INVEST Revisited: Review of Findings from the International Verapamil SR–Trandolapril Study

Rhonda M Cooper-DeHoff; Eileen M Handberg; Giuseppe Mancia; Qian Zhou; Annette Champion; Udo F Legler; Carl J Pepine


Expert Rev Cardiovasc Ther. 2009;7(11):1329-1340. 

In This Article

Abstract and Introduction


The International Verapamil SR–Trandolapril Study (INVEST), a randomized trial of 22,576 predominantly elderly patients with an average 2.7-year follow-up, compared a calcium antagonist-led strategy (verapamil SR plus trandolapril) with a β-blocker-led strategy (atenolol plus hydrochlorothiazide) for hypertension treatment and prevention of cardiovascular outcomes in coronary artery disease patients. Patients received individualized dose and drug titration following a flexible, multi-drug, guideline-based treatment algorithm, with the objective of achieving optimal blood pressure (BP) control individualized for comorbidities (e.g., diabetes). The primary outcome (PO) was first occurrence of death (all-cause), nonfatal myocardial infarction or nonfatal stroke. The strategies resulted in significant and very similar BP reduction, with approximately 70% of patients in both strategies achieving BP control (<140/90 mmHg). Increasing number of office visits with BP in control was associated with reduced risk of the PO. Overall, there was no difference in the PO comparing the strategies; however, new-onset diabetes occurred more frequently in those assigned the atenolol strategy. This report summarizes findings from INVEST and puts them in perspective with our current state of knowledge derived from other large hypertension treatment trials. INVEST findings support that BP reduction is important for prevention of adverse cardiovascular morbidity and mortality, and selection of antihypertensive agents should be based on patient comorbidities and other risk factors (e.g., risk for diabetes) and not necessarily that any one drug be given to all.

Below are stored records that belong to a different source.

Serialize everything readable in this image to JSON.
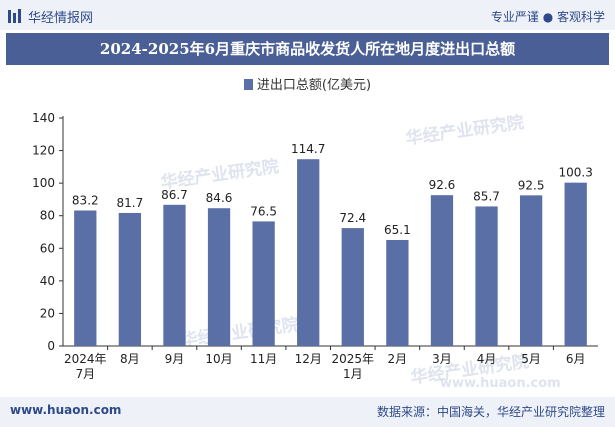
{
  "header": {
    "brand": "华经情报网",
    "tagline": "专业严谨 ● 客观科学"
  },
  "title_bar": {
    "title": "2024-2025年6月重庆市商品收发货人所在地月度进出口总额"
  },
  "watermark": {
    "text": "华经产业研究院",
    "url_text": "www.huaon.com"
  },
  "footer": {
    "url": "www.huaon.com",
    "source": "数据来源：中国海关，华经产业研究院整理"
  },
  "colors": {
    "bar": "#5a6fa5",
    "accent": "#4a5f95"
  },
  "chart_data": {
    "type": "bar",
    "title": "2024-2025年6月重庆市商品收发货人所在地月度进出口总额",
    "categories": [
      [
        "2024年",
        "7月"
      ],
      [
        "8月"
      ],
      [
        "9月"
      ],
      [
        "10月"
      ],
      [
        "11月"
      ],
      [
        "12月"
      ],
      [
        "2025年",
        "1月"
      ],
      [
        "2月"
      ],
      [
        "3月"
      ],
      [
        "4月"
      ],
      [
        "5月"
      ],
      [
        "6月"
      ]
    ],
    "series": [
      {
        "name": "进出口总额(亿美元)",
        "values": [
          83.2,
          81.7,
          86.7,
          84.6,
          76.5,
          114.7,
          72.4,
          65.1,
          92.6,
          85.7,
          92.5,
          100.3
        ]
      }
    ],
    "xlabel": "",
    "ylabel": "",
    "ylim": [
      0,
      140
    ],
    "yticks": [
      0,
      20,
      40,
      60,
      80,
      100,
      120,
      140
    ],
    "grid": false,
    "legend": "top-center"
  }
}
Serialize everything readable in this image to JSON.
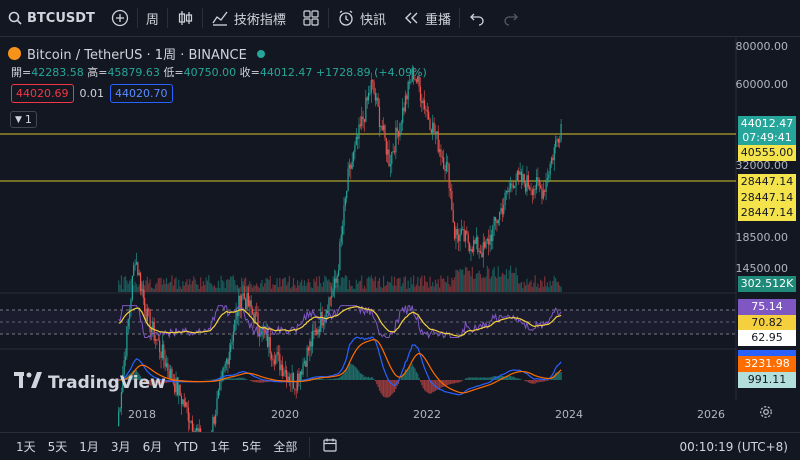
{
  "toolbar": {
    "symbol": "BTCUSDT",
    "interval": "周",
    "indicators_label": "技術指標",
    "alert_label": "快訊",
    "replay_label": "重播"
  },
  "legend": {
    "title": "Bitcoin / TetherUS · 1周 · BINANCE",
    "open_label": "開=",
    "open": "42283.58",
    "high_label": "高=",
    "high": "45879.63",
    "low_label": "低=",
    "low": "40750.00",
    "close_label": "收=",
    "close": "44012.47",
    "change": "+1728.89 (+4.09%)",
    "bid": "44020.69",
    "spread": "0.01",
    "ask": "44020.70",
    "indicator_count": "1"
  },
  "price_axis": {
    "labels": [
      "80000.00",
      "60000.00",
      "32000.00",
      "18500.00",
      "14500.00"
    ]
  },
  "price_tags": {
    "last_price": "44012.47",
    "countdown": "07:49:41",
    "level_1": "40555.00",
    "level_2": "28447.14",
    "level_3": "28447.14",
    "level_4": "28447.14",
    "volume": "302.512K",
    "rsi": "75.14",
    "rsi_ma": "70.82",
    "rsi_other": "62.95",
    "macd_1": "3231.98",
    "macd_2": "991.11"
  },
  "time_axis": {
    "labels": [
      "2018",
      "2020",
      "2022",
      "2024",
      "2026"
    ]
  },
  "bottom_bar": {
    "ranges": [
      "1天",
      "5天",
      "1月",
      "3月",
      "6月",
      "YTD",
      "1年",
      "5年",
      "全部"
    ],
    "clock": "00:10:19 (UTC+8)"
  },
  "brand": "TradingView",
  "colors": {
    "background": "#131722",
    "up": "#26a69a",
    "down": "#ef5350",
    "hline": "#d9c62b",
    "rsi": "#7e57c2",
    "rsi_ma": "#f4d03f",
    "macd": "#2962ff",
    "signal": "#ff6d00"
  },
  "chart_data": {
    "type": "candlestick",
    "interval": "1W",
    "series_approx_weekly_close": [
      {
        "x": "2017-09",
        "y": 4300
      },
      {
        "x": "2017-12",
        "y": 16000
      },
      {
        "x": "2018-02",
        "y": 10000
      },
      {
        "x": "2018-06",
        "y": 6400
      },
      {
        "x": "2018-12",
        "y": 3500
      },
      {
        "x": "2019-06",
        "y": 12000
      },
      {
        "x": "2019-12",
        "y": 7200
      },
      {
        "x": "2020-03",
        "y": 6000
      },
      {
        "x": "2020-10",
        "y": 13000
      },
      {
        "x": "2020-12",
        "y": 29000
      },
      {
        "x": "2021-04",
        "y": 60000
      },
      {
        "x": "2021-07",
        "y": 33000
      },
      {
        "x": "2021-11",
        "y": 66000
      },
      {
        "x": "2022-05",
        "y": 30000
      },
      {
        "x": "2022-06",
        "y": 19000
      },
      {
        "x": "2022-11",
        "y": 16500
      },
      {
        "x": "2023-04",
        "y": 29000
      },
      {
        "x": "2023-09",
        "y": 26500
      },
      {
        "x": "2023-12",
        "y": 44012
      }
    ],
    "horizontal_lines": [
      40555.0,
      28447.14
    ]
  }
}
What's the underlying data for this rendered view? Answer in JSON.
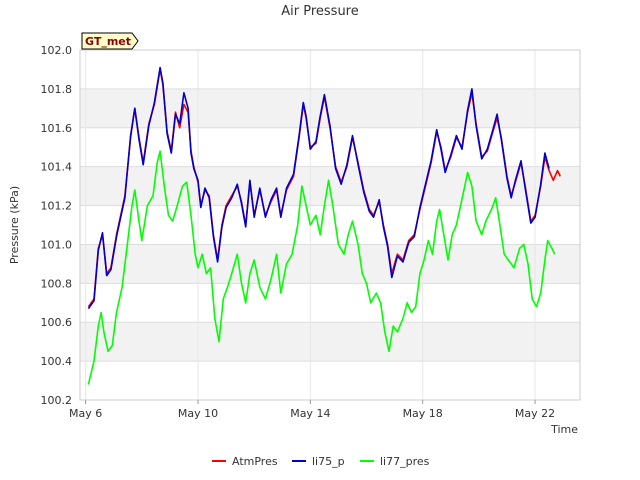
{
  "chart_data": {
    "type": "line",
    "title": "Air Pressure",
    "xlabel": "Time",
    "ylabel": "Pressure (kPa)",
    "ylim": [
      100.2,
      102.0
    ],
    "xlim": [
      5.8,
      23.6
    ],
    "yticks": [
      100.2,
      100.4,
      100.6,
      100.8,
      101.0,
      101.2,
      101.4,
      101.6,
      101.8,
      102.0
    ],
    "ytick_labels": [
      "100.2",
      "100.4",
      "100.6",
      "100.8",
      "101.0",
      "101.2",
      "101.4",
      "101.6",
      "101.8",
      "102.0"
    ],
    "xticks": [
      6,
      10,
      14,
      18,
      22
    ],
    "xtick_labels": [
      "May 6",
      "May 10",
      "May 14",
      "May 18",
      "May 22"
    ],
    "grid": true,
    "legend_position": "bottom-center",
    "badge": "GT_met",
    "x_units": "day of May",
    "series": [
      {
        "name": "AtmPres",
        "color": "#ff0000",
        "points": [
          [
            6.1,
            100.68
          ],
          [
            6.3,
            100.72
          ],
          [
            6.45,
            100.98
          ],
          [
            6.6,
            101.05
          ],
          [
            6.75,
            100.85
          ],
          [
            6.9,
            100.88
          ],
          [
            7.1,
            101.05
          ],
          [
            7.4,
            101.25
          ],
          [
            7.6,
            101.55
          ],
          [
            7.75,
            101.7
          ],
          [
            7.9,
            101.55
          ],
          [
            8.05,
            101.42
          ],
          [
            8.25,
            101.62
          ],
          [
            8.45,
            101.72
          ],
          [
            8.65,
            101.9
          ],
          [
            8.75,
            101.82
          ],
          [
            8.9,
            101.58
          ],
          [
            9.05,
            101.48
          ],
          [
            9.2,
            101.68
          ],
          [
            9.35,
            101.6
          ],
          [
            9.5,
            101.72
          ],
          [
            9.65,
            101.68
          ],
          [
            9.75,
            101.48
          ],
          [
            9.85,
            101.4
          ],
          [
            10.0,
            101.32
          ],
          [
            10.1,
            101.2
          ],
          [
            10.25,
            101.28
          ],
          [
            10.4,
            101.25
          ],
          [
            10.55,
            101.05
          ],
          [
            10.7,
            100.92
          ],
          [
            10.85,
            101.1
          ],
          [
            11.0,
            101.2
          ],
          [
            11.2,
            101.25
          ],
          [
            11.4,
            101.3
          ],
          [
            11.55,
            101.22
          ],
          [
            11.7,
            101.1
          ],
          [
            11.85,
            101.32
          ],
          [
            12.0,
            101.15
          ],
          [
            12.2,
            101.28
          ],
          [
            12.4,
            101.15
          ],
          [
            12.6,
            101.22
          ],
          [
            12.8,
            101.28
          ],
          [
            12.95,
            101.15
          ],
          [
            13.15,
            101.28
          ],
          [
            13.4,
            101.35
          ],
          [
            13.6,
            101.55
          ],
          [
            13.75,
            101.72
          ],
          [
            13.85,
            101.65
          ],
          [
            14.0,
            101.5
          ],
          [
            14.2,
            101.52
          ],
          [
            14.35,
            101.65
          ],
          [
            14.5,
            101.76
          ],
          [
            14.7,
            101.6
          ],
          [
            14.9,
            101.4
          ],
          [
            15.1,
            101.32
          ],
          [
            15.3,
            101.4
          ],
          [
            15.5,
            101.55
          ],
          [
            15.7,
            101.42
          ],
          [
            15.9,
            101.28
          ],
          [
            16.1,
            101.18
          ],
          [
            16.25,
            101.15
          ],
          [
            16.45,
            101.22
          ],
          [
            16.6,
            101.1
          ],
          [
            16.75,
            101.0
          ],
          [
            16.9,
            100.85
          ],
          [
            17.1,
            100.95
          ],
          [
            17.3,
            100.92
          ],
          [
            17.5,
            101.02
          ],
          [
            17.7,
            101.05
          ],
          [
            17.9,
            101.18
          ],
          [
            18.1,
            101.3
          ],
          [
            18.3,
            101.42
          ],
          [
            18.5,
            101.58
          ],
          [
            18.65,
            101.5
          ],
          [
            18.8,
            101.38
          ],
          [
            19.0,
            101.45
          ],
          [
            19.2,
            101.55
          ],
          [
            19.4,
            101.5
          ],
          [
            19.6,
            101.68
          ],
          [
            19.75,
            101.78
          ],
          [
            19.9,
            101.62
          ],
          [
            20.1,
            101.45
          ],
          [
            20.3,
            101.48
          ],
          [
            20.5,
            101.58
          ],
          [
            20.65,
            101.65
          ],
          [
            20.8,
            101.55
          ],
          [
            21.0,
            101.35
          ],
          [
            21.15,
            101.25
          ],
          [
            21.3,
            101.32
          ],
          [
            21.5,
            101.42
          ],
          [
            21.65,
            101.3
          ],
          [
            21.85,
            101.12
          ],
          [
            22.0,
            101.15
          ],
          [
            22.2,
            101.3
          ],
          [
            22.35,
            101.45
          ],
          [
            22.5,
            101.38
          ],
          [
            22.65,
            101.33
          ],
          [
            22.8,
            101.38
          ],
          [
            22.9,
            101.35
          ]
        ]
      },
      {
        "name": "li75_p",
        "color": "#0000cc",
        "points": [
          [
            6.1,
            100.67
          ],
          [
            6.3,
            100.71
          ],
          [
            6.45,
            100.97
          ],
          [
            6.6,
            101.06
          ],
          [
            6.75,
            100.84
          ],
          [
            6.9,
            100.87
          ],
          [
            7.1,
            101.04
          ],
          [
            7.4,
            101.24
          ],
          [
            7.6,
            101.56
          ],
          [
            7.75,
            101.7
          ],
          [
            7.9,
            101.54
          ],
          [
            8.05,
            101.41
          ],
          [
            8.25,
            101.61
          ],
          [
            8.45,
            101.73
          ],
          [
            8.65,
            101.91
          ],
          [
            8.75,
            101.83
          ],
          [
            8.9,
            101.57
          ],
          [
            9.05,
            101.47
          ],
          [
            9.2,
            101.67
          ],
          [
            9.35,
            101.62
          ],
          [
            9.5,
            101.78
          ],
          [
            9.65,
            101.7
          ],
          [
            9.75,
            101.47
          ],
          [
            9.85,
            101.39
          ],
          [
            10.0,
            101.33
          ],
          [
            10.1,
            101.19
          ],
          [
            10.25,
            101.29
          ],
          [
            10.4,
            101.24
          ],
          [
            10.55,
            101.04
          ],
          [
            10.7,
            100.91
          ],
          [
            10.85,
            101.09
          ],
          [
            11.0,
            101.19
          ],
          [
            11.2,
            101.24
          ],
          [
            11.4,
            101.31
          ],
          [
            11.55,
            101.21
          ],
          [
            11.7,
            101.09
          ],
          [
            11.85,
            101.33
          ],
          [
            12.0,
            101.14
          ],
          [
            12.2,
            101.29
          ],
          [
            12.4,
            101.14
          ],
          [
            12.6,
            101.23
          ],
          [
            12.8,
            101.29
          ],
          [
            12.95,
            101.14
          ],
          [
            13.15,
            101.29
          ],
          [
            13.4,
            101.36
          ],
          [
            13.6,
            101.56
          ],
          [
            13.75,
            101.73
          ],
          [
            13.85,
            101.66
          ],
          [
            14.0,
            101.49
          ],
          [
            14.2,
            101.53
          ],
          [
            14.35,
            101.66
          ],
          [
            14.5,
            101.77
          ],
          [
            14.7,
            101.61
          ],
          [
            14.9,
            101.39
          ],
          [
            15.1,
            101.31
          ],
          [
            15.3,
            101.41
          ],
          [
            15.5,
            101.56
          ],
          [
            15.7,
            101.41
          ],
          [
            15.9,
            101.27
          ],
          [
            16.1,
            101.17
          ],
          [
            16.25,
            101.14
          ],
          [
            16.45,
            101.23
          ],
          [
            16.6,
            101.09
          ],
          [
            16.75,
            100.99
          ],
          [
            16.9,
            100.83
          ],
          [
            17.1,
            100.94
          ],
          [
            17.3,
            100.91
          ],
          [
            17.5,
            101.01
          ],
          [
            17.7,
            101.04
          ],
          [
            17.9,
            101.19
          ],
          [
            18.1,
            101.31
          ],
          [
            18.3,
            101.43
          ],
          [
            18.5,
            101.59
          ],
          [
            18.65,
            101.49
          ],
          [
            18.8,
            101.37
          ],
          [
            19.0,
            101.46
          ],
          [
            19.2,
            101.56
          ],
          [
            19.4,
            101.49
          ],
          [
            19.6,
            101.69
          ],
          [
            19.75,
            101.8
          ],
          [
            19.9,
            101.61
          ],
          [
            20.1,
            101.44
          ],
          [
            20.3,
            101.49
          ],
          [
            20.5,
            101.59
          ],
          [
            20.65,
            101.67
          ],
          [
            20.8,
            101.54
          ],
          [
            21.0,
            101.34
          ],
          [
            21.15,
            101.24
          ],
          [
            21.3,
            101.33
          ],
          [
            21.5,
            101.43
          ],
          [
            21.65,
            101.29
          ],
          [
            21.85,
            101.11
          ],
          [
            22.0,
            101.14
          ],
          [
            22.2,
            101.31
          ],
          [
            22.35,
            101.47
          ],
          [
            22.5,
            101.39
          ]
        ]
      },
      {
        "name": "li77_pres",
        "color": "#00ff00",
        "points": [
          [
            6.1,
            100.28
          ],
          [
            6.3,
            100.4
          ],
          [
            6.45,
            100.58
          ],
          [
            6.55,
            100.65
          ],
          [
            6.65,
            100.55
          ],
          [
            6.8,
            100.45
          ],
          [
            6.95,
            100.48
          ],
          [
            7.1,
            100.65
          ],
          [
            7.3,
            100.78
          ],
          [
            7.5,
            101.02
          ],
          [
            7.65,
            101.2
          ],
          [
            7.75,
            101.28
          ],
          [
            7.9,
            101.12
          ],
          [
            8.0,
            101.02
          ],
          [
            8.2,
            101.2
          ],
          [
            8.4,
            101.25
          ],
          [
            8.55,
            101.42
          ],
          [
            8.65,
            101.48
          ],
          [
            8.8,
            101.3
          ],
          [
            8.95,
            101.15
          ],
          [
            9.1,
            101.12
          ],
          [
            9.3,
            101.22
          ],
          [
            9.45,
            101.3
          ],
          [
            9.6,
            101.32
          ],
          [
            9.75,
            101.15
          ],
          [
            9.9,
            100.95
          ],
          [
            10.0,
            100.88
          ],
          [
            10.15,
            100.95
          ],
          [
            10.3,
            100.85
          ],
          [
            10.45,
            100.88
          ],
          [
            10.6,
            100.62
          ],
          [
            10.75,
            100.5
          ],
          [
            10.9,
            100.72
          ],
          [
            11.05,
            100.78
          ],
          [
            11.2,
            100.85
          ],
          [
            11.4,
            100.95
          ],
          [
            11.55,
            100.8
          ],
          [
            11.7,
            100.7
          ],
          [
            11.85,
            100.85
          ],
          [
            12.0,
            100.92
          ],
          [
            12.2,
            100.78
          ],
          [
            12.4,
            100.72
          ],
          [
            12.6,
            100.82
          ],
          [
            12.8,
            100.95
          ],
          [
            12.95,
            100.75
          ],
          [
            13.15,
            100.9
          ],
          [
            13.35,
            100.95
          ],
          [
            13.55,
            101.1
          ],
          [
            13.7,
            101.3
          ],
          [
            13.85,
            101.2
          ],
          [
            14.0,
            101.1
          ],
          [
            14.2,
            101.15
          ],
          [
            14.35,
            101.05
          ],
          [
            14.5,
            101.2
          ],
          [
            14.65,
            101.33
          ],
          [
            14.8,
            101.2
          ],
          [
            15.0,
            101.0
          ],
          [
            15.2,
            100.95
          ],
          [
            15.35,
            101.05
          ],
          [
            15.5,
            101.12
          ],
          [
            15.7,
            101.0
          ],
          [
            15.85,
            100.85
          ],
          [
            16.0,
            100.8
          ],
          [
            16.15,
            100.7
          ],
          [
            16.35,
            100.75
          ],
          [
            16.5,
            100.7
          ],
          [
            16.65,
            100.55
          ],
          [
            16.8,
            100.45
          ],
          [
            16.95,
            100.58
          ],
          [
            17.1,
            100.55
          ],
          [
            17.3,
            100.62
          ],
          [
            17.45,
            100.7
          ],
          [
            17.6,
            100.65
          ],
          [
            17.75,
            100.68
          ],
          [
            17.9,
            100.85
          ],
          [
            18.05,
            100.92
          ],
          [
            18.2,
            101.02
          ],
          [
            18.35,
            100.95
          ],
          [
            18.5,
            101.12
          ],
          [
            18.6,
            101.18
          ],
          [
            18.75,
            101.05
          ],
          [
            18.9,
            100.92
          ],
          [
            19.05,
            101.05
          ],
          [
            19.2,
            101.1
          ],
          [
            19.35,
            101.2
          ],
          [
            19.5,
            101.3
          ],
          [
            19.6,
            101.37
          ],
          [
            19.75,
            101.3
          ],
          [
            19.9,
            101.12
          ],
          [
            20.1,
            101.05
          ],
          [
            20.25,
            101.12
          ],
          [
            20.45,
            101.18
          ],
          [
            20.6,
            101.24
          ],
          [
            20.75,
            101.1
          ],
          [
            20.9,
            100.95
          ],
          [
            21.05,
            100.92
          ],
          [
            21.25,
            100.88
          ],
          [
            21.45,
            100.98
          ],
          [
            21.6,
            101.0
          ],
          [
            21.75,
            100.9
          ],
          [
            21.9,
            100.72
          ],
          [
            22.05,
            100.68
          ],
          [
            22.2,
            100.75
          ],
          [
            22.35,
            100.92
          ],
          [
            22.45,
            101.02
          ],
          [
            22.6,
            100.98
          ],
          [
            22.7,
            100.95
          ]
        ]
      }
    ]
  }
}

Hypertension is the most prevalent risk factor for atherosclerotic coronary heart disease (CHD), and is present in approximately 70% of first myocardial infarction (MI) patients, first stroke patients and heart failure patients.[1] The risk of death, MI and stroke for each age decade above 40 years and each 10 mmHg above 115 systolic is incrementally increased and substantial.[2,3] The relationship between blood pressure (BP) lowering and morbidity and mortality reduction has been well documented; however, because many early studies excluded patients with documented heart disease and many of the more contemporary studies only included small subsets of patients with documented heart disease, the relationship in contemporary patients with concomitant hypertension and documented coronary artery disease (CAD) is less well understood.

Additionally, which antihypertensives are best used and/or avoided has garnered increasing interest in recent years. Some believe that β-blockers no longer have a place in uncomplicated hypertension treatment based on data suggesting that they inadequately protect from stroke,[4,5] may not lower central BP adequately[6] and are not well tolerated compared with newer agents. Others believe that thiazide diuretics should be used as initial agents in all hypertensives, despite their metabolic complications, the most significant of which is diabetes.[7] Most recent is the suggestion that BP-lowering drugs should be used in everyone to protect against CHD and stroke, regardless of BP, without preference to any drug class.[8]

Because we studied older and newer antihypertensives in a population of hypertensives with CAD, data from the International Verapamil SR–Trandolapril Study (INVEST) can shed light on a number of issues and concerns related to antihypertensive drug use in this growing, high-risk population. The purpose of this article is to summarize findings from INVEST published in the last several years, and compare and contrast results from other large hypertension treatment trials published during the same time frame.